The idea behind the program is simple: provide law enforcement agencies with officers who are experts in identifying substances in individuals arrested for DUIs or other offenses. According to officials, the drug recognition experts are a huge help in evaluating drivers following fatal crashes, observing and testing suspected inebriated drivers and even providing expert testimony in court.

“These are fine officers,” Colorado program coordinator Kim Ferber said. “They’re what I would say are some of the most committed police officers in the state because of the level of training and research necessary in the process, and the fact that they have to provide expert testimony — a much higher threshold than normal testimony. They’re 100 percent committed to stopping impaired driving, and they definitely have the training and the tools to do it.”

Becoming a drug recognition expert is the third and highest level of training an officer can achieve in the field, in addition to standardized field sobriety testing and advanced roadside impaired driving enforcement. While the bulk of the training occurs over nine days, it’s quite intense — including more than 1,200 pages of material and seven written examinations before any field testing.

Ferber noted that officers are trained to complete a 12-step process anytime they’re asked to assist in a call. The testing begins with regular procedures you’d see in an average field sobriety test, including administering breath alcohol testing, taking vitals and performing divided attention testing (for example, asking a suspect to walk in a straight line and turn, or stand on one leg). Drug recognition experts also are equipped to search for injection sites for drugs, perform toxicology tests, and analyze eye movement and muscle tone — things that certain substances can affect to a great extent.

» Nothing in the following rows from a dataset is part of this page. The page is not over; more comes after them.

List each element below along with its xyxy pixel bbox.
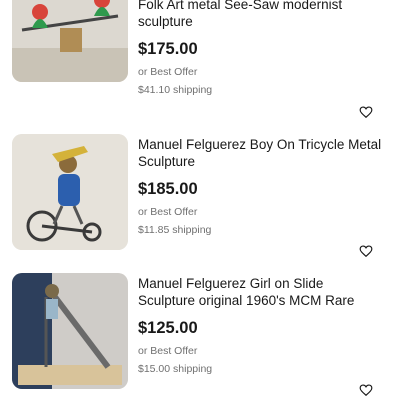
best-offer-label: or Best Offer bbox=[138, 66, 198, 78]
listing-title[interactable]: Folk Art metal See-Saw modernist sculptu… bbox=[138, 0, 383, 30]
listing-info: Manuel Felguerez Boy On Tricycle Metal S… bbox=[138, 136, 383, 236]
listing-info: Folk Art metal See-Saw modernist sculptu… bbox=[138, 0, 383, 96]
tricycle-sculpture-photo bbox=[12, 134, 128, 250]
watch-button[interactable] bbox=[357, 242, 375, 260]
see-saw-sculpture-photo bbox=[12, 0, 128, 82]
heart-icon bbox=[359, 384, 373, 397]
listing-image[interactable] bbox=[12, 134, 128, 250]
heart-icon bbox=[359, 106, 373, 119]
slide-sculpture-photo bbox=[12, 273, 128, 389]
heart-icon bbox=[359, 245, 373, 258]
watch-button[interactable] bbox=[357, 381, 375, 399]
listing-price: $185.00 bbox=[138, 180, 198, 198]
shipping-cost: $11.85 shipping bbox=[138, 224, 212, 236]
best-offer-label: or Best Offer bbox=[138, 345, 198, 357]
shipping-cost: $41.10 shipping bbox=[138, 84, 213, 96]
listing-price: $175.00 bbox=[138, 40, 198, 58]
listing-price: $125.00 bbox=[138, 319, 198, 337]
listing-title[interactable]: Manuel Felguerez Girl on Slide Sculpture… bbox=[138, 275, 383, 309]
listing-info: Manuel Felguerez Girl on Slide Sculpture… bbox=[138, 275, 383, 375]
watch-button[interactable] bbox=[357, 103, 375, 121]
listing-image[interactable] bbox=[12, 273, 128, 389]
best-offer-label: or Best Offer bbox=[138, 206, 198, 218]
listing-title[interactable]: Manuel Felguerez Boy On Tricycle Metal S… bbox=[138, 136, 383, 170]
shipping-cost: $15.00 shipping bbox=[138, 363, 213, 375]
listing-image[interactable] bbox=[12, 0, 128, 82]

Officers receive comprehensive training to pick up on seven drug categories, including central nervous system depressants (alcohol, sleeping pills, etc.), hallucinogens (psilocybin, LSD), narcotic analgesics (pain relievers), cannabis, inhalants (glue, nail polish remover), dissociative anesthetics (ketamine, PCP), and central nervous system stimulants (cocaine, amphetamine).

Once an officer completes classroom and practical testing on the drugs, they’ll need to complete a field certification course with one of the instructors and must return about six months later for a final knowledge exam. Ferber said that in order to retain their expert standing, they also need to return the next year for a two-day refresher course and are required to return for training every other year to maintain competency.  

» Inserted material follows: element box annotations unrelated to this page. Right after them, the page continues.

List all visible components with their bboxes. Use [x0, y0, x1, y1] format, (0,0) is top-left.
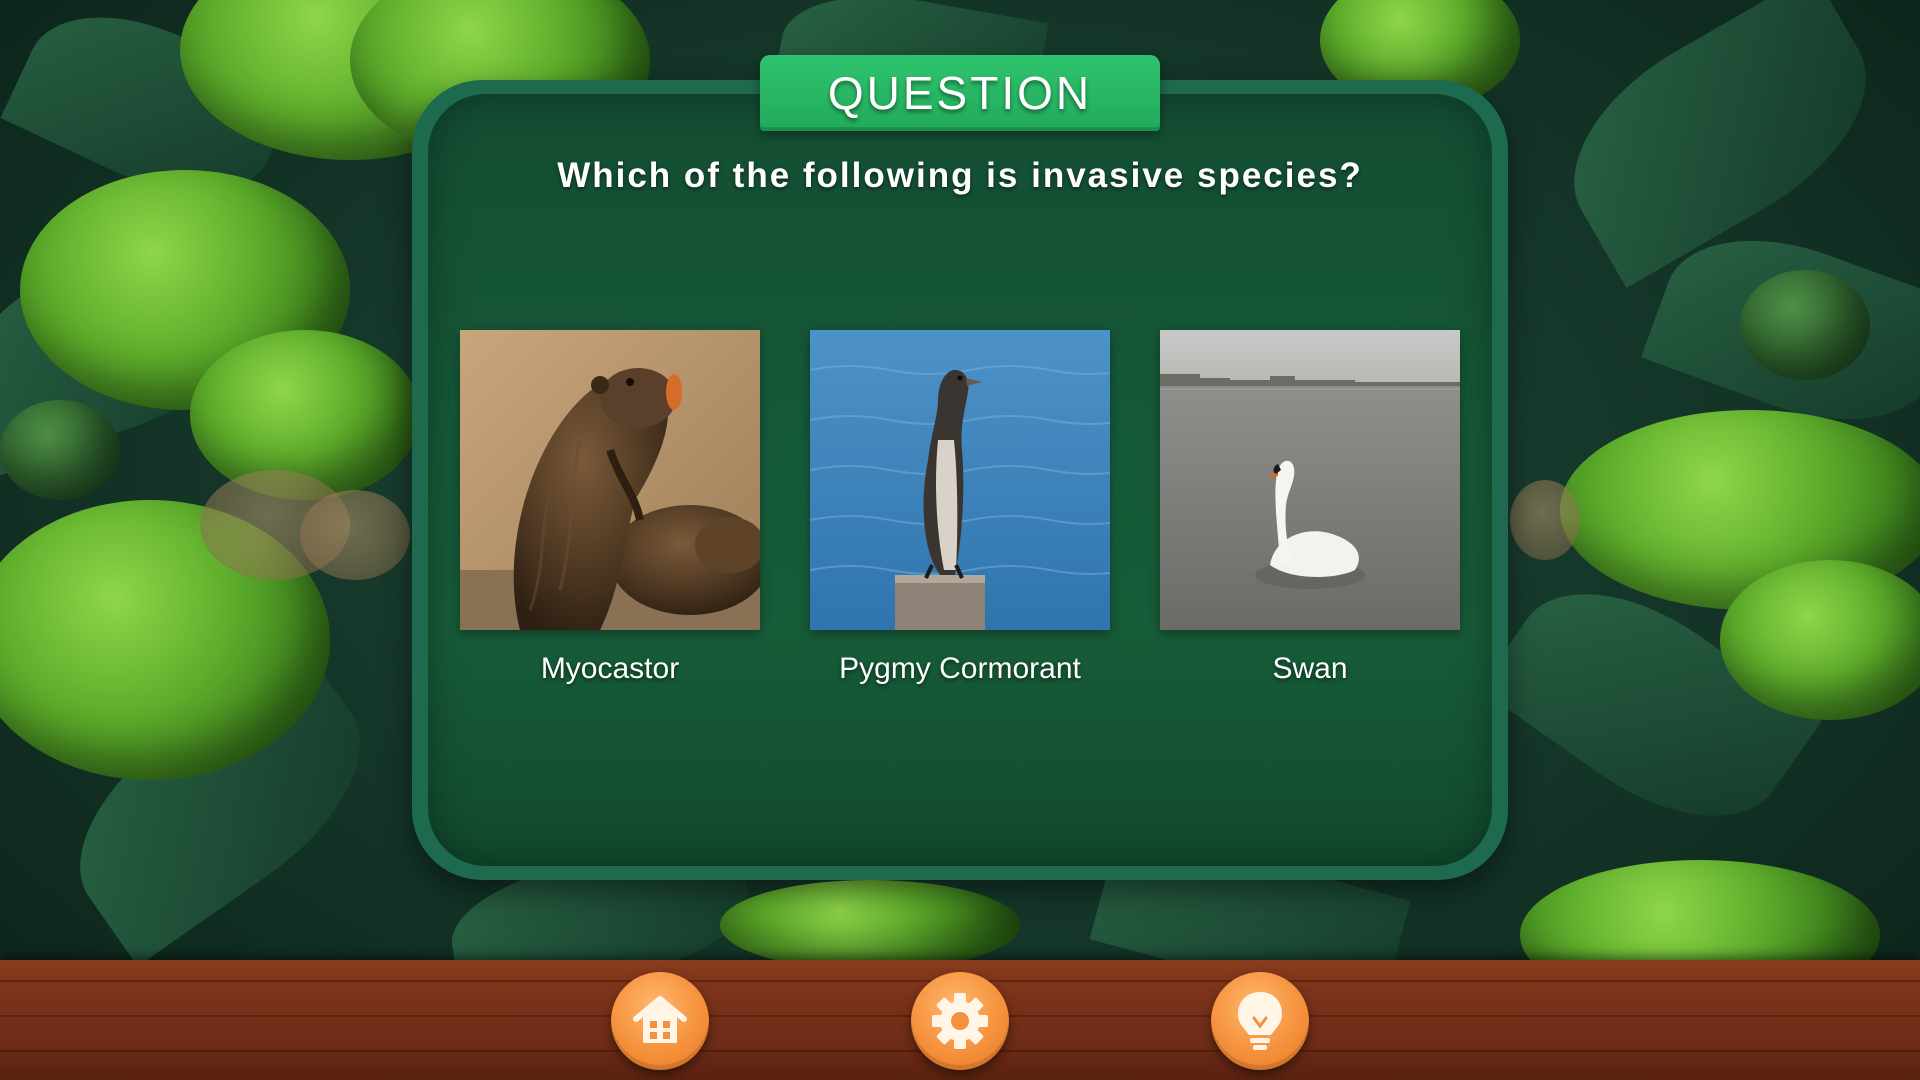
- answer-option-swan[interactable]: Swan: [1160, 330, 1460, 686]
- answer-label: Swan: [1272, 652, 1348, 685]
- hint-button[interactable]: [1211, 972, 1309, 1070]
- lightbulb-icon: [1238, 992, 1282, 1050]
- answer-label: Myocastor: [540, 652, 680, 685]
- home-icon: [633, 996, 687, 1043]
- answer-option-myocastor[interactable]: Myocastor: [460, 330, 760, 686]
- question-text: Which of the following is invasive speci…: [557, 156, 1363, 195]
- cormorant-photo[interactable]: [810, 330, 1110, 630]
- answer-option-pygmy-cormorant[interactable]: Pygmy Cormorant: [810, 330, 1110, 686]
- question-title-tab: QUESTION: [760, 55, 1160, 131]
- nutria-photo[interactable]: [460, 330, 760, 630]
- settings-button[interactable]: [911, 972, 1009, 1070]
- gear-icon: [932, 993, 988, 1049]
- game-screen: QUESTION Which of the following is invas…: [0, 0, 1920, 1080]
- question-title: QUESTION: [827, 67, 1093, 119]
- swan-photo[interactable]: [1160, 330, 1460, 630]
- home-button[interactable]: [611, 972, 709, 1070]
- answer-label: Pygmy Cormorant: [839, 652, 1081, 685]
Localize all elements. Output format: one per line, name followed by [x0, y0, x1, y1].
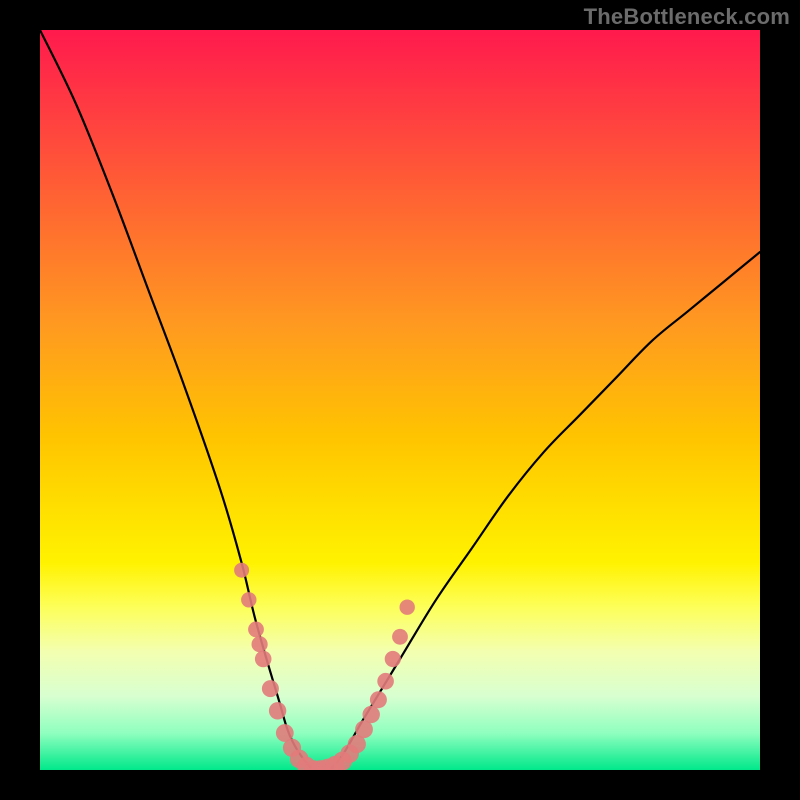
- outer-frame: TheBottleneck.com: [0, 0, 800, 800]
- marker-dot: [269, 702, 286, 719]
- marker-dot: [252, 636, 268, 652]
- plot-area: [40, 30, 760, 770]
- marker-group: [234, 563, 415, 770]
- marker-dot: [377, 673, 394, 690]
- marker-dot: [385, 651, 401, 667]
- marker-dot: [400, 600, 415, 615]
- chart-svg: [40, 30, 760, 770]
- marker-dot: [241, 592, 256, 607]
- marker-dot: [255, 651, 272, 668]
- marker-dot: [234, 563, 249, 578]
- marker-dot: [262, 680, 279, 697]
- marker-dot: [392, 629, 408, 645]
- marker-dot: [363, 706, 380, 723]
- watermark-text: TheBottleneck.com: [584, 4, 790, 30]
- marker-dot: [370, 691, 387, 708]
- marker-dot: [248, 622, 264, 638]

Ferber noted that she helps to teach one or two classes a year, and the group shoots for about 20 individuals per class — though at least a couple tend to wash out during a day-two exam in each class. There are about 226 active drug recognition experts in the state across 79 agencies, including many with Colorado State Patrol.

For law enforcement agencies, having the help of drug recognition experts can make a vital difference in prosecuting a case.

“Every officer has the training to say, ‘I believe I have probable cause to put this person under arrest,’” Ferber said. “But the (drug recognition experts) have extensive training into the specific drug categories and how those affect the body.

“It’s important in terms of the prosecution purposes that the court has the ability to see the totality of the case from the initial contact all the way through the full investigation. They work side by side with crash investigators to culminate a comprehensive investigation. In my experience reviewing some of these investigations, drug recognition experts are vitally important in adding their expertise day-to-day around the state and even more so on major crashes.”